Who owns my wells fargo mortgage




















When I went into the loan lookup tool they make available, it said Fannie Mae does not find a match, therefore, they do not own the loan. How can this be? This has happened many times over. I have also been told by my servicer that both Wells Fargo and Citibank own the loan. This doesn't seem right to me. How can I find out who owns my mortgage?

A: The owner of the loan is most often the "investor" -- the entity who put up the actual funds to make your mortgage happen. This may be the original party for your transaction, such as a bank, but loans like other investments are bought and sold between parties, so the owner can change from time to time and could be anyone from a pension fund to a real estate investment trust REIT or other entity you might actually be a part owner of certain mortgage loans in any bond mutual fund investments you hold, for example.

That said, the servicer is usually a separate entity, whose responsibility is to collect the monthly payment from you, maintain escrow accounts, and distribute those funds to other parties local tax authorities, insurers and to the owner of the loan. As we mentioned above, Wells Fargo has crept up through the ranks in J. This shows steadily increasing customer reviews in areas like the application and approval process, communication, loan closing, and loan offerings.

Wells Fargo also does relatively well when it comes to customer complaints.

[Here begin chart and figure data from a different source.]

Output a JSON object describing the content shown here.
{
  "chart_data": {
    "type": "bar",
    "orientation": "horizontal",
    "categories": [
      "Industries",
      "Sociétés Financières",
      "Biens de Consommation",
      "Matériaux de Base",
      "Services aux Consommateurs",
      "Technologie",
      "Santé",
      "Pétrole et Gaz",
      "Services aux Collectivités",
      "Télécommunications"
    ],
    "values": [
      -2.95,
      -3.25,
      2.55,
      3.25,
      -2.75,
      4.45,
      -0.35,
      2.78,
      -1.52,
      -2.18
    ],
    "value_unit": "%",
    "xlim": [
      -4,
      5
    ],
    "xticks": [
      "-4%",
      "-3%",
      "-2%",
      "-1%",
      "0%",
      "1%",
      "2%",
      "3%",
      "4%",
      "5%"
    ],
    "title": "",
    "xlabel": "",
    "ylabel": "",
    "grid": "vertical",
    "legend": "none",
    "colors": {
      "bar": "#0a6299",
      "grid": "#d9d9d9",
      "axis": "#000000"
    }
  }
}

Data registered with the Consumer Financial Protection Bureau shows that Wells Fargo is right in line with Chase, the next-biggest mortgage bank. And it does better than some peers, like Bank of America.

Wells Fargo also offers closing cost credits for certain home buyers using the yourFirst mortgage. Credits can help reduce your closing costs to limit the amount you have to pay out of pocket.

You can learn more about yourFirst mortgage and how to qualify here. Wells Fargo requires a credit score for most mortgage borrowers. But that rule is not set in stone. If you have a sparse credit history, Wells Fargo Mortgage is worth an even closer look.

In our analysis, Wells Fargo mortgage rates are about average for the industry. But importantly, the mortgage rates Wells Fargo advertises often include fewer discount points than competitors. So look at combined rates and points from Wells Fargo to see how it compares to other lenders. The yourFirst mortgage is a low-down-payment loan program from Wells Fargo. In addition, yourFirst mortgage customers might qualify for a closing cost credit to reduce their upfront costs.

However, a great financial portfolio might work in your favor if your credit score is a little lower. For example, if you have a FICO score just under , but plenty of savings and a big down payment, Wells Fargo might still accept you for a mortgage.

That could mean lowering the interest rate or increasing the loan term to lower your monthly payments. Despite its missteps within the past five years, Wells Fargo continues to improve its reputation with customers and regulators alike. If it offers you the lowest rate and fees, Wells Fargo could be a good choice for your mortgage. We're sorry, but some features of our site require JavaScript. Please enable JavaScript on your browser and refresh the page. Learn More. Use our mortgage assistance document checklist to see what we may need you to provide with your request.

Find an upcoming workshop in your area where you can meet in person with a home preservation specialist. Don't see what you're looking for? What's the difference between a mortgage lender and a servicer?